Policjanci z Częstochowy (Śląskie) zatrzymali 42-letnią kobietę, podejrzewaną o zabójstwo swojego męża. Ranny mężczyzna zdążył jeszcze wybrać numer alarmowy i wezwać służby. Zmarł mimo podjętej reanimacji.
Do zbrodni doszło we wtorek wieczorem w jednym z częstochowskich mieszkań na ulicy Równoległej. Informację o tym, że zraniony nożem 51-latek pilnie potrzebuje pomocy, otrzymali policjanci z komisariatu II w Częstochowie.
Żona pijana, zatrzymana
- Mężczyzna, dzwoniąc na numer alarmowy poinformował, że potrzebuje pomocy, bo żona ugodziła go nożem prosto w serce. Policjanci, którzy przyjechali na miejsce, zastali leżącego z raną klatki piersiowej 51-latka, który nie dawał oznak życia. Pomimo podjętej reanimacji, mężczyzna zmarł - poinformowała Barbara Poznańska, rzeczniczka częstochowskiej policji.

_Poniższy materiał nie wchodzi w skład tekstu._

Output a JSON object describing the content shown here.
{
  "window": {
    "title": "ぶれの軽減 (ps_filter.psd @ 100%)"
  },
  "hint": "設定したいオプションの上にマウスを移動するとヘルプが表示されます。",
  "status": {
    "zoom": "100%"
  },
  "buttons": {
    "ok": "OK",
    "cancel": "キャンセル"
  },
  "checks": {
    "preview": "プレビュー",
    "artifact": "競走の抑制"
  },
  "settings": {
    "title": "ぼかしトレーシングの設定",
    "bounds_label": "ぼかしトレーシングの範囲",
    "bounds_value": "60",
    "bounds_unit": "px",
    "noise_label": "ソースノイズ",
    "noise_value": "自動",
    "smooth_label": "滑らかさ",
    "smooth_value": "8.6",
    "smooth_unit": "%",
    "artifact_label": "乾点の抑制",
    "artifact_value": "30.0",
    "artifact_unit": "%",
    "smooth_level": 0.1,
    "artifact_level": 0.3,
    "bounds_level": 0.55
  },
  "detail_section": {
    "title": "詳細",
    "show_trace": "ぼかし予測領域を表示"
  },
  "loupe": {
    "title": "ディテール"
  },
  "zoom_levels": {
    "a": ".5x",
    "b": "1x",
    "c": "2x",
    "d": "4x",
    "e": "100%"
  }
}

Do wyjaśnienia została zatrzymana jego żona, jest podejrzewana o zbrodnię. W chwili zatrzymania była pijana. Badanie wykazało w jej organizmie trzy promile alkoholu. Trafiła do policyjnej celi, a kiedy wytrzeźwieje, zostanie doprowadzona do prokuratury. Może jej grozić nawet dożywocie.